A few weeks ago I wrote about the need for our children to see us fix our mistakes. Courageously, not shamefully. Training them to think about making it right, not about who's looking at us.
Well the analogy was of me parking badly and going back, putting it in reverse, and fixing it.
But all mistakes aren't simplistic. Some are really, really hard. Really, really, really, hard.
This past weekend we righted a mistake.
It was a mistake we made five years ago when I had a screaming 1 1/2 year old and a newborn and two school-age children that actually needed schooling and I sent my husband to have a surgery so that I would never have to deal with what I was dealing with again.
And that was that. Or so I thought.
But apparently God wasn't done with us. He kept prodding my heart, convicting me about my hasty, prayerless decision. I tried to appease the prodding. I told God I would use my writing for Him. He shut every writing door I tried to open. I told God I would use my voice for Him. He took my voice away, over and over again. My dancing? Nope. Everything I tried to put on the alter was rejected and finally I asked the question I had been dreading. God, want do you want from me?
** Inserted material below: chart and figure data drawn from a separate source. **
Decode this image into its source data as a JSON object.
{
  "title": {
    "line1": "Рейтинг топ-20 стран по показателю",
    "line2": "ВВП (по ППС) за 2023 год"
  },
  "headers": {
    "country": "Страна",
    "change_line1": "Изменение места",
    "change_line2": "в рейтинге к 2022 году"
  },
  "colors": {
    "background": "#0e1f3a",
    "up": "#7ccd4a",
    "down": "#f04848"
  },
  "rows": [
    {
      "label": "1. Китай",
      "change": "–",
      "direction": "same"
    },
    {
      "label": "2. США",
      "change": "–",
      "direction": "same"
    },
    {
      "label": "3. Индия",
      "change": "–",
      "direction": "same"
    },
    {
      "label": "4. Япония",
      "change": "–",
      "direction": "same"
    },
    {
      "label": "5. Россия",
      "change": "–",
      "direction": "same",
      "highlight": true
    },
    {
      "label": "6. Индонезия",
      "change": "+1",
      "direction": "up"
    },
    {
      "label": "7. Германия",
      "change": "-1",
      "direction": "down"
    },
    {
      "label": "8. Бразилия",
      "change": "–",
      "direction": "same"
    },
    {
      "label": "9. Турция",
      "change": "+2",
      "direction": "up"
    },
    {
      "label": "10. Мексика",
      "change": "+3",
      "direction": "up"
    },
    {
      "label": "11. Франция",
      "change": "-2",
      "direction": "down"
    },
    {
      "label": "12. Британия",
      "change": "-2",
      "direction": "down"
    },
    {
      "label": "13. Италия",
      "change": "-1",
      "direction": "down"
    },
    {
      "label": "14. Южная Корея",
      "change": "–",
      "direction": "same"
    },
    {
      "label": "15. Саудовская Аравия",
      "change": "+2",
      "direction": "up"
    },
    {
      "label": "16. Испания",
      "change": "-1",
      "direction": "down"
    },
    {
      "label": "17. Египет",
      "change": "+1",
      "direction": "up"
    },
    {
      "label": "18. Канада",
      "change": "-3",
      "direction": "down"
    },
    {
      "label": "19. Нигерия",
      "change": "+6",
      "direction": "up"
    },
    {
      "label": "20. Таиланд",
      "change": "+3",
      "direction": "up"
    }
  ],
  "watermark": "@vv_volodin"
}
The answer was Everything.
And I knew what that meant.
So I brought it to my husband. He said adamantly "NO." And several other words that weren't very kind. I felt relieved. I thought, well, I did my best! I certainly can't force him to get a gruelling 3 hour surgery. Oh well! Months passed.
Then God said "pray." I prayed. Then He said "fast." And on the day He said "fast" Dave came home from work and handed me a sticky-note that said "June 1."
He had called and made the appointment and PAID for it so that he couldn't back out. I laughed giddy disbelief, tears rolled down my cheeks. We were going to put the car in reverse.
Dave is healing now. Healing from a gruelling 3 1/2 hour surgery. But his face is radiating joy. Or maybe his face is reflecting my joy. There is such relief in obedience.
We went from hesitant half-hearted obedience to joyful faith-filled following. The miracle has been the transformation in our hearts. We wanted life our way on our terms and now more than anything we want it His way, no matter what that way looks like.
Maybe our faces are reflecting His joy.